This week Charlie discusses the recent British Airways IT disaster and how the incident was handled by the organisation.
The pictures of stranded passengers sleeping on the floor at Gatwick and Heathrow are not good for the reputation of British Airways. I noticed, with slight amusement, that every business continuity and IT armchair pundit have taken to social media to express their outrage. Many are asking why the airline didn’t have backup systems, where their planning for this type of event was and why the plan hadn’t been exercised, as this would have greatly improved their response.
British Airways is a reasonably well-run airline and their profits last year were twice of similar sized airlines, so they must be doing something right. I suspect they do have plans and backups, which they exercise in a similar way to other airlines, large companies and organisations that provide services to the public. The bit the pundits have not really thought about is the criticality of the IT systems and how British Airways simply cannot operate without their systems.
I have been scouring the internet for any information on why the outage happened, but the only information released so far is that it was due to a power surge. The East Coast Amazon data centre outage a couple of months ago should have taught us that however many backup systems an organisation has, their IT can still fail. In the business continuity profession, we should understand this and should accept that these things happen; we just have to deal with the consequences.
For British Airways, if they lose their IT, there is no manual workaround. You cannot print off who is meant to be on each plane, as there are no systems up and working to get the information from. There is only one strategy available to you, which is cancelling all flights until your systems are up again. If you have passengers in transit, they are stranded until you are operating again.
What makes this situation worse is that access to the booking systems (either through their call centre or on the web) don’t work, which means even if a passenger can get through to the call centre, the employees can’t do anything. Your staff in the terminal cannot give passengers any information, because there is none to be had. The only thing you can proactively do is tell passengers not to come to the airport, which at least lets them be angry at home, rather than in public view.
Once your systems are up and running, there is the issue of the plane being in the wrong place, luggage to send on and clearing the backlog of passengers. When you run your operations at near capacity, the disruption has a long tail of knock-on effects.
Yes, I am sure the outage should never have happened and yes, I am sure that there could have been better information at the terminal and better management of passengers, but in defence of the airline they did quite a lot right. They had the CEO, Alex Cruz, apologising and speaking directly to customers through a series of YouTube videos, in which I noticed passengers in the terminal had yoga mats to sleep on.

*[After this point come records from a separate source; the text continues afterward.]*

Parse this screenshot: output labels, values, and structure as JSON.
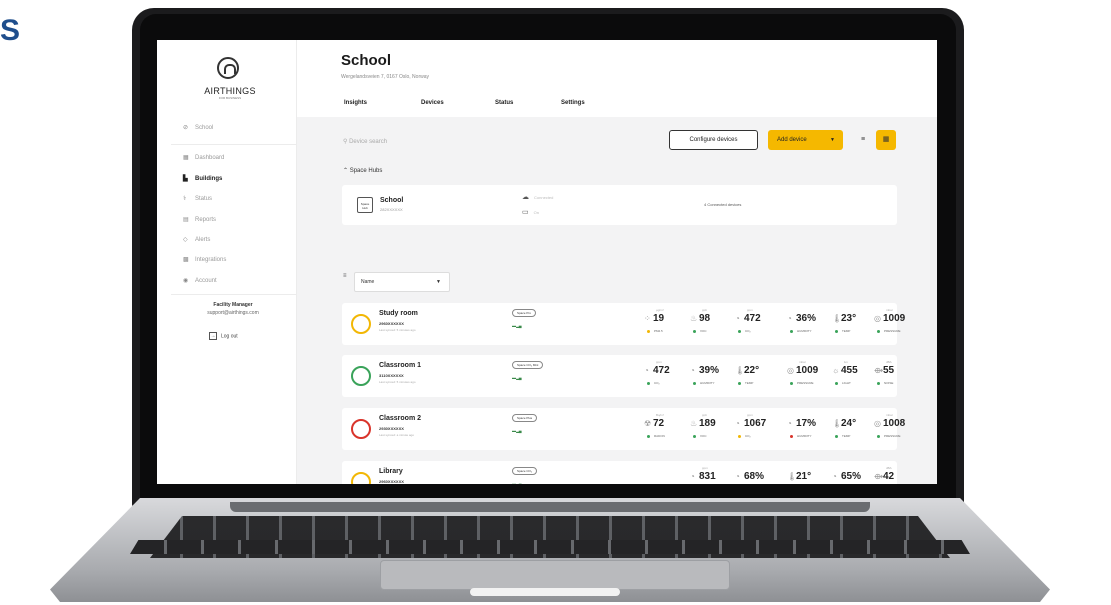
{
  "corner_text": "S",
  "sidebar": {
    "brand": "AIRTHINGS",
    "brand_sub": "FOR BUSINESS",
    "location": "School",
    "items": [
      {
        "icon": "dashboard-icon",
        "glyph": "▦",
        "label": "Dashboard",
        "active": false
      },
      {
        "icon": "buildings-icon",
        "glyph": "▙",
        "label": "Buildings",
        "active": true
      },
      {
        "icon": "status-icon",
        "glyph": "⚕",
        "label": "Status",
        "active": false
      },
      {
        "icon": "reports-icon",
        "glyph": "▤",
        "label": "Reports",
        "active": false
      },
      {
        "icon": "alerts-icon",
        "glyph": "◇",
        "label": "Alerts",
        "active": false
      },
      {
        "icon": "integrations-icon",
        "glyph": "▩",
        "label": "Integrations",
        "active": false
      },
      {
        "icon": "account-icon",
        "glyph": "◉",
        "label": "Account",
        "active": false
      }
    ],
    "user_name": "Facility Manager",
    "user_email": "support@airthings.com",
    "logout_label": "Log out"
  },
  "header": {
    "title": "School",
    "address": "Wergelandsveien 7, 0167 Oslo, Norway",
    "tabs": [
      "Insights",
      "Devices",
      "Status",
      "Settings"
    ]
  },
  "toolbar": {
    "search_placeholder": "Device search",
    "configure_label": "Configure devices",
    "add_label": "Add device"
  },
  "hubs_section": "Space Hubs",
  "hub": {
    "name": "School",
    "serial": "282XXXXXX",
    "connection": "Connected",
    "power": "On",
    "connected_devices": "4 Connected devices"
  },
  "sort_label": "Name",
  "colors": {
    "accent": "#f5b800",
    "good": "#3aa35a",
    "fair": "#f2b705",
    "poor": "#d9342b"
  },
  "devices": [
    {
      "name": "Study room",
      "serial": "2960XXXXXX",
      "synced": "Last synced: 5 minutes ago",
      "model": "Space Pro",
      "ring": "#f2b705",
      "metrics": [
        {
          "icon": "pm-icon",
          "glyph": "⁘",
          "value": "19",
          "unit": "µg/m³",
          "label": "PM2.5",
          "status": "#f2b705"
        },
        {
          "icon": "voc-icon",
          "glyph": "♨",
          "value": "98",
          "unit": "ppb",
          "label": "VOC",
          "status": "#3aa35a"
        },
        {
          "icon": "co2-icon",
          "glyph": "◔",
          "value": "472",
          "unit": "ppm",
          "label": "CO₂",
          "status": "#3aa35a"
        },
        {
          "icon": "humidity-icon",
          "glyph": "◔",
          "value": "36%",
          "unit": "",
          "label": "HUMIDITY",
          "status": "#3aa35a"
        },
        {
          "icon": "temp-icon",
          "glyph": "🌡",
          "value": "23°",
          "unit": "",
          "label": "TEMP",
          "status": "#3aa35a"
        },
        {
          "icon": "pressure-icon",
          "glyph": "◎",
          "value": "1009",
          "unit": "mbar",
          "label": "PRESSURE",
          "status": "#3aa35a"
        }
      ]
    },
    {
      "name": "Classroom 1",
      "serial": "3110XXXXXX",
      "synced": "Last synced: 5 minutes ago",
      "model": "Space CO₂ Mini",
      "ring": "#3aa35a",
      "metrics": [
        {
          "icon": "co2-icon",
          "glyph": "◔",
          "value": "472",
          "unit": "ppm",
          "label": "CO₂",
          "status": "#3aa35a"
        },
        {
          "icon": "humidity-icon",
          "glyph": "◔",
          "value": "39%",
          "unit": "",
          "label": "HUMIDITY",
          "status": "#3aa35a"
        },
        {
          "icon": "temp-icon",
          "glyph": "🌡",
          "value": "22°",
          "unit": "",
          "label": "TEMP",
          "status": "#3aa35a"
        },
        {
          "icon": "pressure-icon",
          "glyph": "◎",
          "value": "1009",
          "unit": "mbar",
          "label": "PRESSURE",
          "status": "#3aa35a"
        },
        {
          "icon": "light-icon",
          "glyph": "☼",
          "value": "455",
          "unit": "lux",
          "label": "LIGHT",
          "status": "#3aa35a"
        },
        {
          "icon": "noise-icon",
          "glyph": "⟴",
          "value": "55",
          "unit": "dBA",
          "label": "NOISE",
          "status": "#3aa35a"
        }
      ]
    },
    {
      "name": "Classroom 2",
      "serial": "2930XXXXXX",
      "synced": "Last synced: a minute ago",
      "model": "Space Plus",
      "ring": "#d9342b",
      "metrics": [
        {
          "icon": "radon-icon",
          "glyph": "☢",
          "value": "72",
          "unit": "Bq/m³",
          "label": "RADON",
          "status": "#3aa35a"
        },
        {
          "icon": "voc-icon",
          "glyph": "♨",
          "value": "189",
          "unit": "ppb",
          "label": "VOC",
          "status": "#3aa35a"
        },
        {
          "icon": "co2-icon",
          "glyph": "◔",
          "value": "1067",
          "unit": "ppm",
          "label": "CO₂",
          "status": "#f2b705"
        },
        {
          "icon": "humidity-icon",
          "glyph": "◔",
          "value": "17%",
          "unit": "",
          "label": "HUMIDITY",
          "status": "#d9342b"
        },
        {
          "icon": "temp-icon",
          "glyph": "🌡",
          "value": "24°",
          "unit": "",
          "label": "TEMP",
          "status": "#3aa35a"
        },
        {
          "icon": "pressure-icon",
          "glyph": "◎",
          "value": "1008",
          "unit": "mbar",
          "label": "PRESSURE",
          "status": "#3aa35a"
        }
      ]
    },
    {
      "name": "Library",
      "serial": "2960XXXXXX",
      "synced": "Last synced: a few seconds ago",
      "model": "Space CO₂",
      "ring": "#f2b705",
      "metrics": [
        {
          "icon": "co2-icon",
          "glyph": "◔",
          "value": "831",
          "unit": "ppm",
          "label": "CO₂",
          "status": "#3aa35a"
        },
        {
          "icon": "humidity-icon",
          "glyph": "◔",
          "value": "68%",
          "unit": "",
          "label": "HUMIDITY",
          "status": "#3aa35a"
        },
        {
          "icon": "temp-icon",
          "glyph": "🌡",
          "value": "21°",
          "unit": "",
          "label": "TEMP",
          "status": "#3aa35a"
        },
        {
          "icon": "rel-light-icon",
          "glyph": "◔",
          "value": "65%",
          "unit": "",
          "label": "REL LIGHT",
          "status": "#3aa35a"
        },
        {
          "icon": "noise-icon",
          "glyph": "⟴",
          "value": "42",
          "unit": "dBA",
          "label": "NOISE",
          "status": "#3aa35a"
        }
      ]
    }
  ]
}
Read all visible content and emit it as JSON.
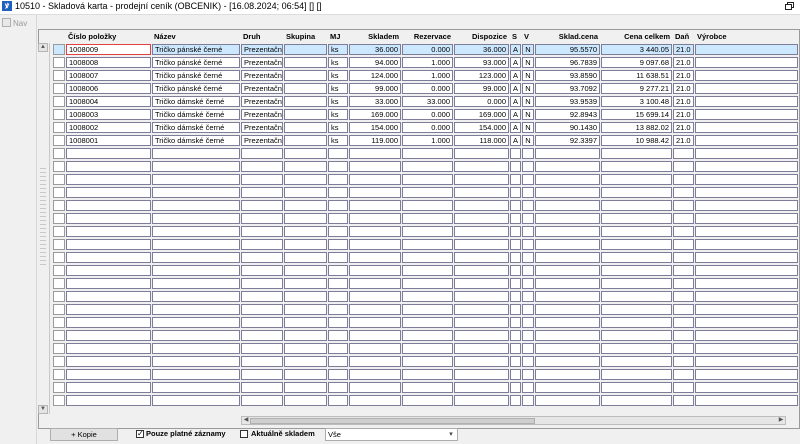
{
  "window": {
    "title": "10510 - Skladová karta - prodejní ceník (OBCENIK) - [16.08.2024; 06:54]  [] []"
  },
  "sidebar": {
    "nav_label": "Nav"
  },
  "grid": {
    "columns": [
      "Číslo položky",
      "Název",
      "Druh",
      "Skupina",
      "MJ",
      "Skladem",
      "Rezervace",
      "Dispozice",
      "S",
      "V",
      "Sklad.cena",
      "Cena celkem",
      "Daň",
      "Výrobce"
    ],
    "rows": [
      [
        "1008009",
        "Tričko pánské černé",
        "Prezentačn",
        "",
        "ks",
        "36.000",
        "0.000",
        "36.000",
        "A",
        "N",
        "95.5570",
        "3 440.05",
        "21.0",
        ""
      ],
      [
        "1008008",
        "Tričko pánské černé",
        "Prezentačn",
        "",
        "ks",
        "94.000",
        "1.000",
        "93.000",
        "A",
        "N",
        "96.7839",
        "9 097.68",
        "21.0",
        ""
      ],
      [
        "1008007",
        "Tričko pánské černé",
        "Prezentačn",
        "",
        "ks",
        "124.000",
        "1.000",
        "123.000",
        "A",
        "N",
        "93.8590",
        "11 638.51",
        "21.0",
        ""
      ],
      [
        "1008006",
        "Tričko pánské černé",
        "Prezentačn",
        "",
        "ks",
        "99.000",
        "0.000",
        "99.000",
        "A",
        "N",
        "93.7092",
        "9 277.21",
        "21.0",
        ""
      ],
      [
        "1008004",
        "Tričko dámské černé",
        "Prezentačn",
        "",
        "ks",
        "33.000",
        "33.000",
        "0.000",
        "A",
        "N",
        "93.9539",
        "3 100.48",
        "21.0",
        ""
      ],
      [
        "1008003",
        "Tričko dámské černé",
        "Prezentačn",
        "",
        "ks",
        "169.000",
        "0.000",
        "169.000",
        "A",
        "N",
        "92.8943",
        "15 699.14",
        "21.0",
        ""
      ],
      [
        "1008002",
        "Tričko dámské černé",
        "Prezentačn",
        "",
        "ks",
        "154.000",
        "0.000",
        "154.000",
        "A",
        "N",
        "90.1430",
        "13 882.02",
        "21.0",
        ""
      ],
      [
        "1008001",
        "Tričko dámské černé",
        "Prezentačn",
        "",
        "ks",
        "119.000",
        "1.000",
        "118.000",
        "A",
        "N",
        "92.3397",
        "10 988.42",
        "21.0",
        ""
      ]
    ]
  },
  "footer": {
    "copy_button": "+ Kopie",
    "valid_only": {
      "label": "Pouze platné záznamy",
      "checked": true
    },
    "in_stock": {
      "label": "Aktuálně skladem",
      "checked": false
    },
    "filter": {
      "value": "Vše"
    }
  },
  "colors": {
    "selected_row": "#cce8ff",
    "cell_border": "#7d7d9a",
    "focus_border": "#e04040"
  }
}
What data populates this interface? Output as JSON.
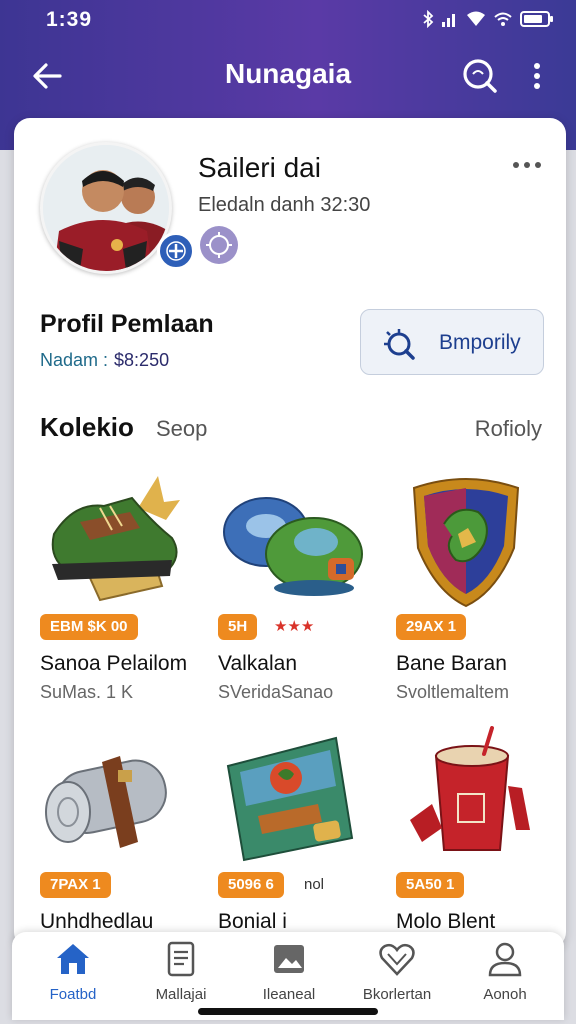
{
  "status_bar": {
    "time": "1:39"
  },
  "app_bar": {
    "title": "Nunagaia"
  },
  "profile": {
    "name": "Saileri dai",
    "subtitle": "Eledaln danh 32:30"
  },
  "profile_section": {
    "title": "Profil Pemlaan",
    "balance_label": "Nadam :",
    "balance_value": "$8:250",
    "action_label": "Bmporily"
  },
  "collection": {
    "title": "Kolekio",
    "tab": "Seop",
    "link": "Rofioly"
  },
  "items": [
    {
      "tag": "EBM $K 00",
      "tag_extra": "",
      "name": "Sanoa Pelailom",
      "sub": "SuMas. 1 K"
    },
    {
      "tag": "5H",
      "tag_extra": "★★★",
      "name": "Valkalan",
      "sub": "SVeridaSanao"
    },
    {
      "tag": "29AX 1",
      "tag_extra": "",
      "name": "Bane Baran",
      "sub": "Svoltlemaltem"
    },
    {
      "tag": "7PAX 1",
      "tag_extra": "",
      "name": "Unhdhedlau",
      "sub": ""
    },
    {
      "tag": "5096 6",
      "tag_extra": "nol",
      "name": "Bonial i",
      "sub": ""
    },
    {
      "tag": "5A50 1",
      "tag_extra": "",
      "name": "Molo Blent",
      "sub": ""
    }
  ],
  "bottom_nav": [
    {
      "label": "Foatbd",
      "icon": "home-icon"
    },
    {
      "label": "Mallajai",
      "icon": "document-icon"
    },
    {
      "label": "Ileaneal",
      "icon": "image-icon"
    },
    {
      "label": "Bkorlertan",
      "icon": "heart-icon"
    },
    {
      "label": "Aonoh",
      "icon": "profile-icon"
    }
  ],
  "colors": {
    "app_bar": "#4a379e",
    "accent": "#2563c7",
    "tag": "#ee8a1f"
  }
}
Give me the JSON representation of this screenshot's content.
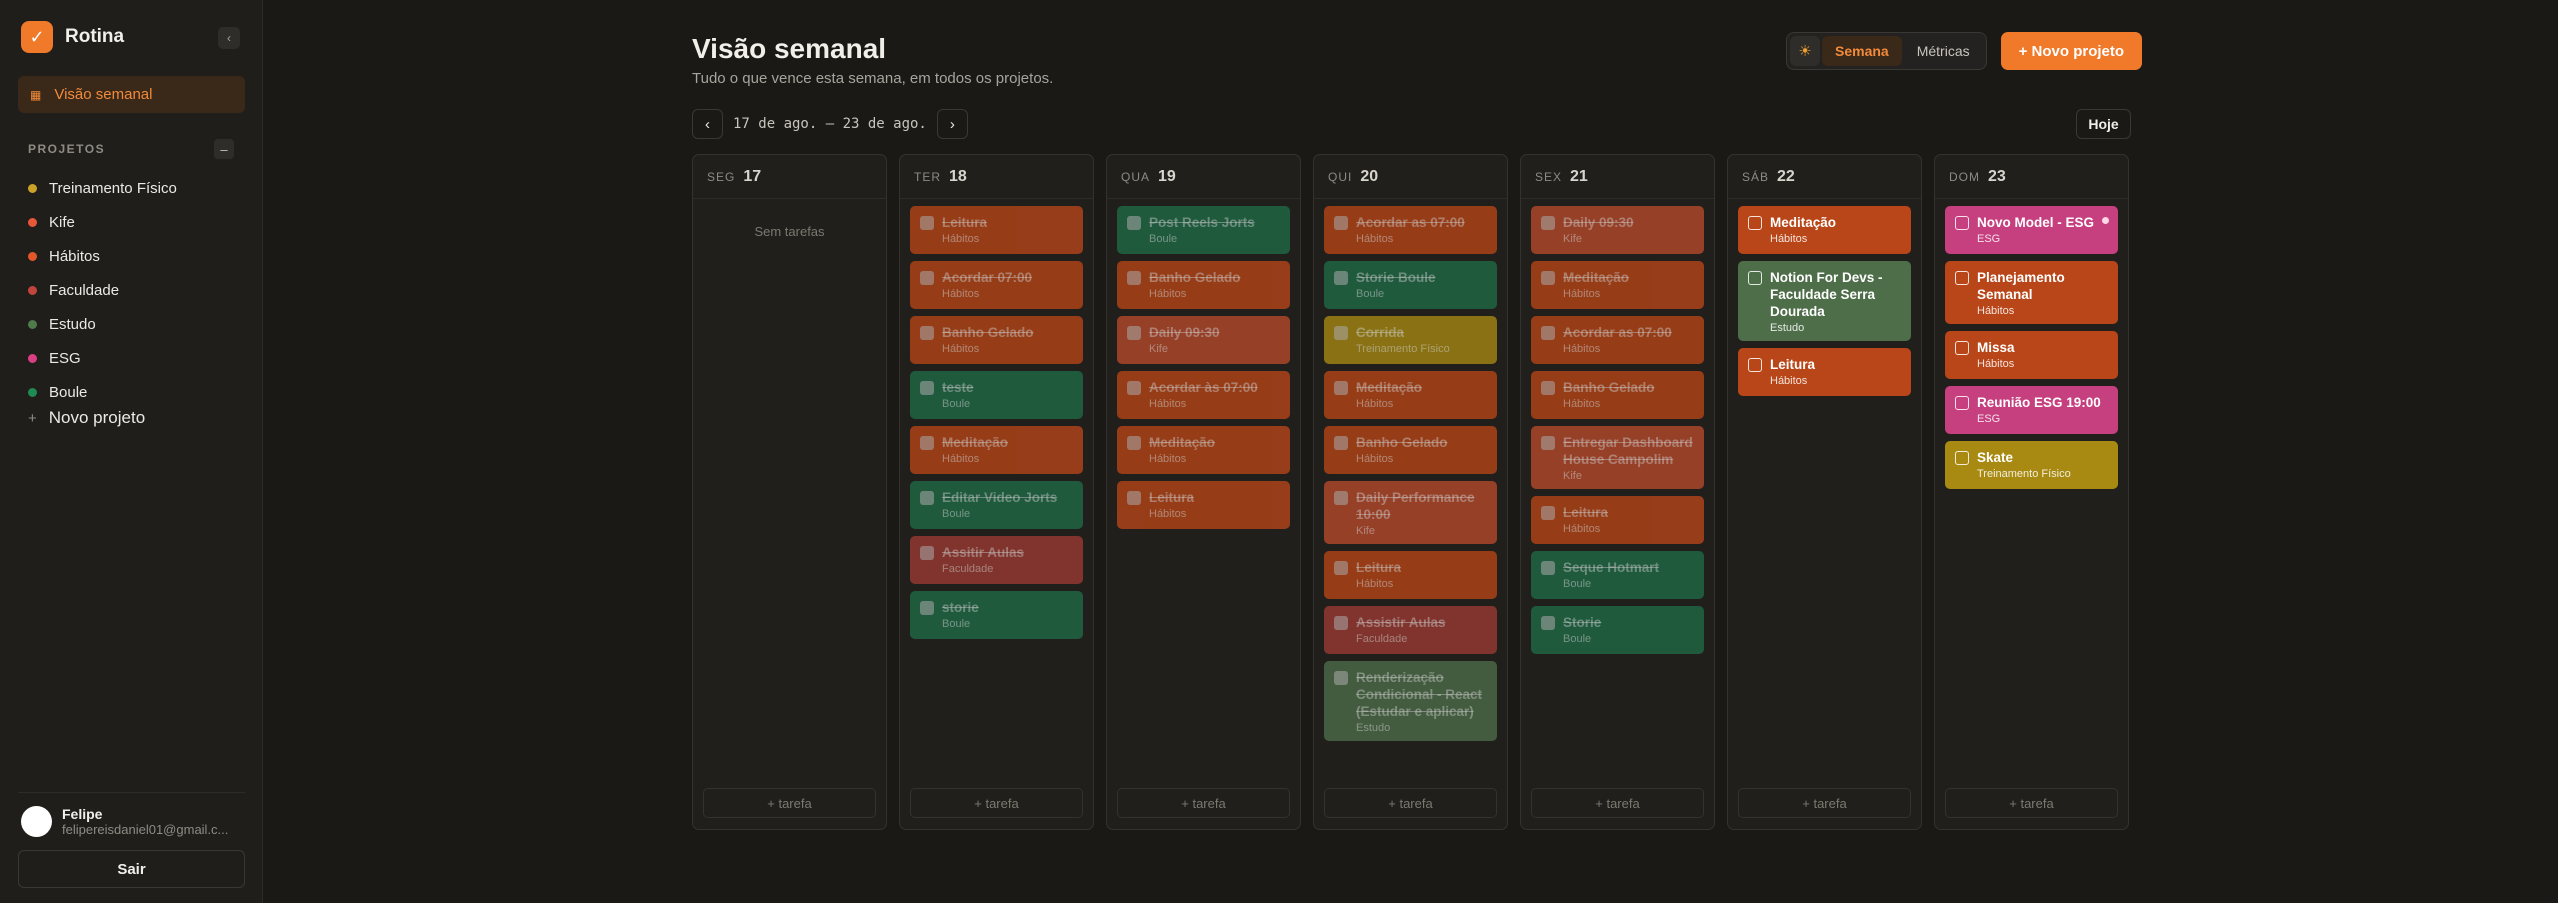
{
  "app": {
    "name": "Rotina",
    "logo_icon": "check-icon"
  },
  "sidebar": {
    "weekly_view_label": "Visão semanal",
    "projects_label": "PROJETOS",
    "projects": [
      {
        "name": "Treinamento Físico",
        "color": "#c9a227"
      },
      {
        "name": "Kife",
        "color": "#e8573a"
      },
      {
        "name": "Hábitos",
        "color": "#e2572a"
      },
      {
        "name": "Faculdade",
        "color": "#c2453d"
      },
      {
        "name": "Estudo",
        "color": "#4e7a4c"
      },
      {
        "name": "ESG",
        "color": "#db3f83"
      },
      {
        "name": "Boule",
        "color": "#1f8a52"
      }
    ],
    "new_project_label": "Novo projeto",
    "user": {
      "name": "Felipe",
      "email": "felipereisdaniel01@gmail.c..."
    },
    "logout_label": "Sair"
  },
  "header": {
    "title": "Visão semanal",
    "subtitle": "Tudo o que vence esta semana, em todos os projetos.",
    "tabs": [
      {
        "label": "Semana",
        "active": true
      },
      {
        "label": "Métricas",
        "active": false
      }
    ],
    "new_project_button": "+ Novo projeto",
    "range": "17 de ago. — 23 de ago.",
    "today_button": "Hoje"
  },
  "project_colors": {
    "Hábitos": "#b84618",
    "Boule": "#1f6b47",
    "Kife": "#b84a2c",
    "Faculdade": "#9c3b32",
    "Treinamento Físico": "#a88a12",
    "Estudo": "#4e6e4a",
    "ESG": "#c63f7f"
  },
  "add_task_label": "+ tarefa",
  "empty_label": "Sem tarefas",
  "days": [
    {
      "name": "SEG",
      "num": "17",
      "tasks": []
    },
    {
      "name": "TER",
      "num": "18",
      "tasks": [
        {
          "title": "Leitura",
          "project": "Hábitos",
          "done": true
        },
        {
          "title": "Acordar 07:00",
          "project": "Hábitos",
          "done": true
        },
        {
          "title": "Banho Gelado",
          "project": "Hábitos",
          "done": true
        },
        {
          "title": "teste",
          "project": "Boule",
          "done": true
        },
        {
          "title": "Meditação",
          "project": "Hábitos",
          "done": true
        },
        {
          "title": "Editar Video Jorts",
          "project": "Boule",
          "done": true
        },
        {
          "title": "Assitir Aulas",
          "project": "Faculdade",
          "done": true
        },
        {
          "title": "storie",
          "project": "Boule",
          "done": true
        }
      ]
    },
    {
      "name": "QUA",
      "num": "19",
      "tasks": [
        {
          "title": "Post Reels Jorts",
          "project": "Boule",
          "done": true
        },
        {
          "title": "Banho Gelado",
          "project": "Hábitos",
          "done": true
        },
        {
          "title": "Daily 09:30",
          "project": "Kife",
          "done": true
        },
        {
          "title": "Acordar às 07:00",
          "project": "Hábitos",
          "done": true
        },
        {
          "title": "Meditação",
          "project": "Hábitos",
          "done": true
        },
        {
          "title": "Leitura",
          "project": "Hábitos",
          "done": true
        }
      ]
    },
    {
      "name": "QUI",
      "num": "20",
      "tasks": [
        {
          "title": "Acordar as 07:00",
          "project": "Hábitos",
          "done": true
        },
        {
          "title": "Storie Boule",
          "project": "Boule",
          "done": true
        },
        {
          "title": "Corrida",
          "project": "Treinamento Físico",
          "done": true
        },
        {
          "title": "Meditação",
          "project": "Hábitos",
          "done": true
        },
        {
          "title": "Banho Gelado",
          "project": "Hábitos",
          "done": true
        },
        {
          "title": "Daily Performance 10:00",
          "project": "Kife",
          "done": true
        },
        {
          "title": "Leitura",
          "project": "Hábitos",
          "done": true
        },
        {
          "title": "Assistir Aulas",
          "project": "Faculdade",
          "done": true
        },
        {
          "title": "Renderização Condicional - React (Estudar e aplicar)",
          "project": "Estudo",
          "done": true
        }
      ]
    },
    {
      "name": "SEX",
      "num": "21",
      "tasks": [
        {
          "title": "Daily 09:30",
          "project": "Kife",
          "done": true
        },
        {
          "title": "Meditação",
          "project": "Hábitos",
          "done": true
        },
        {
          "title": "Acordar as 07:00",
          "project": "Hábitos",
          "done": true
        },
        {
          "title": "Banho Gelado",
          "project": "Hábitos",
          "done": true
        },
        {
          "title": "Entregar Dashboard House Campolim",
          "project": "Kife",
          "done": true
        },
        {
          "title": "Leitura",
          "project": "Hábitos",
          "done": true
        },
        {
          "title": "Seque Hotmart",
          "project": "Boule",
          "done": true
        },
        {
          "title": "Storie",
          "project": "Boule",
          "done": true
        }
      ]
    },
    {
      "name": "SÁB",
      "num": "22",
      "tasks": [
        {
          "title": "Meditação",
          "project": "Hábitos",
          "done": false
        },
        {
          "title": "Notion For Devs - Faculdade Serra Dourada",
          "project": "Estudo",
          "done": false
        },
        {
          "title": "Leitura",
          "project": "Hábitos",
          "done": false
        }
      ]
    },
    {
      "name": "DOM",
      "num": "23",
      "tasks": [
        {
          "title": "Novo Model - ESG",
          "project": "ESG",
          "done": false,
          "flag": true
        },
        {
          "title": "Planejamento Semanal",
          "project": "Hábitos",
          "done": false
        },
        {
          "title": "Missa",
          "project": "Hábitos",
          "done": false
        },
        {
          "title": "Reunião ESG 19:00",
          "project": "ESG",
          "done": false
        },
        {
          "title": "Skate",
          "project": "Treinamento Físico",
          "done": false
        }
      ]
    }
  ]
}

For British Airways, the media circus and internet outrage will move on. A few weeks ago it was United Airlines dragging the passenger off the plane, this week it's British Airways, next week there will be something new.
I travel a lot and I have a short memory. I can’t count the number of times I have said I am never going to fly Ryanair, British Airways or Flybe again, travel on Virgin, Southern or Scotrail, or drive on the A14, A82 or M25. If I followed through with my threats, I would be walking everywhere, and having got soaked a couple of times walking, this form of transport is not available to me either! Memories fade very quickly and people will continue to fly British Airways, whether it is because they have the right route at the right time, they have lots of air miles to use, or they were not affected by the incident.
The lesson for us business continuity people is that however ‘bomb proof’ our IT people say the organisations systems are and however many backup systems you have, they can still fail. In your plans, you have to think about how you would handle an incident where all your IT systems go down. For many organisations, there is no manual workaround and we have to deal with the consequence of the incident until the systems are back up again.